Suzuki et al. reported that CD8(+) T cells can remove T. gondii cysts by their perforin-mediated cytotoxic activity. They provided a novel mechanism of the immune system against chronic infection with T. gondii [146]. Ochiai et al. found that CD8(+) T cells are capable of removing T. gondii cysts by recognizing epitopes commonly expressed in type II and III strains of T. gondii or cross-reactions between these two genotypes [147].

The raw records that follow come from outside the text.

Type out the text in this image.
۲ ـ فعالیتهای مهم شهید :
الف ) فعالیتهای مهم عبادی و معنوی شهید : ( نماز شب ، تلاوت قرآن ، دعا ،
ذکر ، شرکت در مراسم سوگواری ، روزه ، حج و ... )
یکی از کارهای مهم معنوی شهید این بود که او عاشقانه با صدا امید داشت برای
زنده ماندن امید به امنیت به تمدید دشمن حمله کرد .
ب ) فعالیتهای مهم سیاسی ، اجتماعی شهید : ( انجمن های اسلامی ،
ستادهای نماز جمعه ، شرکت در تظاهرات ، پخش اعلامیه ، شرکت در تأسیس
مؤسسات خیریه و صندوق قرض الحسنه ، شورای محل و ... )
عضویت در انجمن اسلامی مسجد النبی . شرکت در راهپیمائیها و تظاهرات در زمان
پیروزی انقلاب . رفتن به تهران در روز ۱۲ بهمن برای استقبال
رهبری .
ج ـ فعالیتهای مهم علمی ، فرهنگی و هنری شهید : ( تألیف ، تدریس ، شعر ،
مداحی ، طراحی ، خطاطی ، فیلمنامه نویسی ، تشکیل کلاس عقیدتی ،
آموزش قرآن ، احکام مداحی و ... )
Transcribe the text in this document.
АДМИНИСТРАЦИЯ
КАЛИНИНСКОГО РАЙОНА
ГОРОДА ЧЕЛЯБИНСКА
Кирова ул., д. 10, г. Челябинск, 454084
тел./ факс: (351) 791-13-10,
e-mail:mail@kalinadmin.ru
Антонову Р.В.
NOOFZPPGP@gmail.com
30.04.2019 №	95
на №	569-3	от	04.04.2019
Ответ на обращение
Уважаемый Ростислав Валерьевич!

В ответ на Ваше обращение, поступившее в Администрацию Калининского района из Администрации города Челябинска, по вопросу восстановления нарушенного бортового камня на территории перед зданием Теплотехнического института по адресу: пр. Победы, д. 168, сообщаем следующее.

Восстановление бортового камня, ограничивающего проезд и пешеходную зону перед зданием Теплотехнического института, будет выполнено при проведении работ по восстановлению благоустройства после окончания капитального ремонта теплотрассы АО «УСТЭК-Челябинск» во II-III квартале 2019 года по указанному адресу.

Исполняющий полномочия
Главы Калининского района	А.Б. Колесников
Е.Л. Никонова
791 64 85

A review article by Assolini et al. on nano-medicine advances in toxoplasmosis shows that nano-materials smaller than 1000 nm particle in size are currently being investigated as an alternative for the treatment of T. gondii infection [148]. Similarly, Adeyemi et al. reported that inorganic gold, silver and platinum nanoparticles (NPs: 0.01–1,000 μg/mL) caused 90% inhibition of T. gondii growth with EC50 values of ≤7, ≤1 and ≤100 μg/mL for gold, silver, and platinum NPs, respectively [149]. In an evaluation of the effect of enzymes on T. gondii, de Carvalho et al. demonstrated that incubation of macrophages with trypsin significantly inhibited the uptake of T. gondii and confirmed that treatment of macrophages with cytochalasin D under such conditions blocks the typical phagocytic process and partially inhibits T. gondii infection in the cells [150].

8. Conclusion

The results of research clearly indicates that food contaminated with all structural forms of T. gondii (tachyzoites, bradyzoites, oocysts, sporocysts, sporozoites and enteroepithelials) pose a risk to public health if consumed in raw or undercooked meat, unpasteurized milk, raw vegetables and water contaminated with T. gondii oocysts from cat feces. Food preservation technologies are based on the prevention if the growth, the inactivation or killing of the microorganism. This review describes all appropriate and applicable methods and their parameters for effective inactivation, prevention or killing of T. gondii in different types of food and tissues. There are other ways to inactivate T. gondii that have not been the focus of research thus far. We therefore suggest that further research should evaluate the treatment of food samples with novel thermal or non-thermal technologies and chemical and biochemical processing methods for the inactivation of T. gondii. These include PEF, PLT, CP, pulsed UV, tumbling and injection, enzymes, active packaging materials and Hurdle technology. Many technological, economic and regulatory barriers must to be overcome before the food supply can benefit from these methods.

Funding Statement

This work was supported by the Shahid Beheshti University of Medical Sciences, Tehran, Iran.

Acknowledgments

This study is related to the project NO. 1396/54047 from Student Research Committee, Shahid Beheshti University of Medical Sciences, Tehran, Iran. We also appreciate the “Student Research Committee” and “Research & Technology Chancellor” in Shahid Beheshti University of Medical Sciences for their financial support of this study.

Disclosure statement

No potential conflict of interest was reported by the authors.